Tokyo! ***
Interior Design *** ½
Directed By: Michel Gondry.
Written By: Michel Gondry based on the graphic novel by Gabrielle Bell.
Starring: Ayako Fujitani (Hiroko), Ayumi Ito (Akemi), Ryo Kase (Akira), Nao Omori), Satoshi Tsumabuki (Takeshi).
Merde **
Directed By: Leos Carax.
Written By: Leos Carax.
Starring: Jean-François Balmer (Maître Voland), Denis Lavant (Merde).
Shaking Tokyo ***
Directed By: Joon-ho Bong.Written By: Joon-ho Bong.
Starring: Teruyuki Kagawa (Hikikomori), Yû Aoi (Pizza-Delivery Girl), Naoto Takenaka (Pizza-Delivery Man).
Movies like Tokyo always seem to be in theory they turn out in practical terms. This is a film that brings together three of the most daring filmmakers working today - French filmmakers Michel Gondry and Leos Carax along with Korean director Joon-ho Bong - and asks them to tell three different stories set in Tokyo. All three filmmakers deliver unique movies, but only one of them - Michel Gondry - delivers a truly exceptional film. The other two are more uneven. Yet, I do think that overall the film is worth watching, I have seen all three filmmakers do better work.
The first film is Gondry’s. It is about a young couple who move to Tokyo so that he can pursue his dream of becoming a filmmaker. They do not have a lot of money, and cannot find a decent apartment, so they are stuck in the tiny apartment of a friend, who grows more and more frustrated with them, particularly Hiroko, who unlike her boyfriend, seems to have no ambition at all. She cannot even get a lousy part time job as a gift wrapper. She starts to feel useless, until one day something strange happens to her, and she starts to feel useful again.

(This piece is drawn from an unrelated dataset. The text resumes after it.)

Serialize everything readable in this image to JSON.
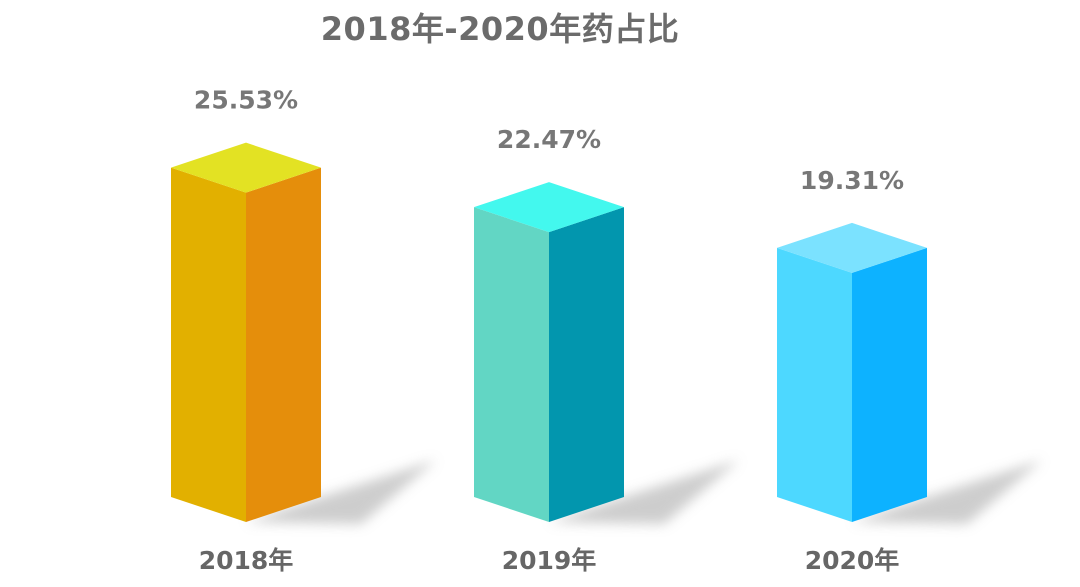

What that is, I cannot say, but let me say that fans of Gondry’s weirdness will not be disappointed. Gondry, who I think has struggled a little since he had to start writing his own screenplays, has not made a film this good since Eternal Sunshine of the Spotless Mind. The film has a great visual look, and as always the visual effects in his films are low budget, but great.
Leos Carax’s film, Merde, is the strangest and most ambitious, but the least successful. A strange man emerges from the sewers of Tokyo and torments the citizens. At first it’s little more than stealing cigarettes, and doing other harmless things. But when he comes across some hand grenades, things get more violent. Put on trial, they discover that he speaks some kind of archaic language that no one else understands. A French lawyer, who says he understands him, comes to defend him. The movie starts out interesting, and contains a wonderful tracking shot at the beginning, but as the movie progresses, it becomes tedious. Merde, the crazy sewer man, speaks his own strange language, that the French lawyer then has to translate into French, then has it translated in Japanese. Everything that is said takes forever to get out for us to understand. While it is an interesting idea, especially when Merde starts going off on his racist rants, it doesn’t quite together.
Joon-ho Bong does something quite interesting in his film. While Gondry and Carax use the vast expanse of Tokyo to full advantage, Bong’s film is about a hikikomori, essentially a shut in. He has no contact with the outside world, except for the food delivery men who come by. One day, a beautiful girl delivers his pizza, and they two connect. She has some of the same obsessions as he does, but when an earthquake hits, she gets scared, and decides to stay in her apartment, forcing him to go out in the world for the first time in years. While this film certainly cannot compete with Bong’s great films - Memories of Murder and The Host - it is an interesting film.
And that kind of sums up Tokyo as a complete movie as well. Like New York Stories or any number of other projects that have done something similar, the results are a little disappointing, as we know the directors are capable of better work, and the constraints of the project show at points. But all three of these films - even Carax’s which I didn’t much care for - are more interesting than most films I see. This may not be a great film, but it is an entertaining one.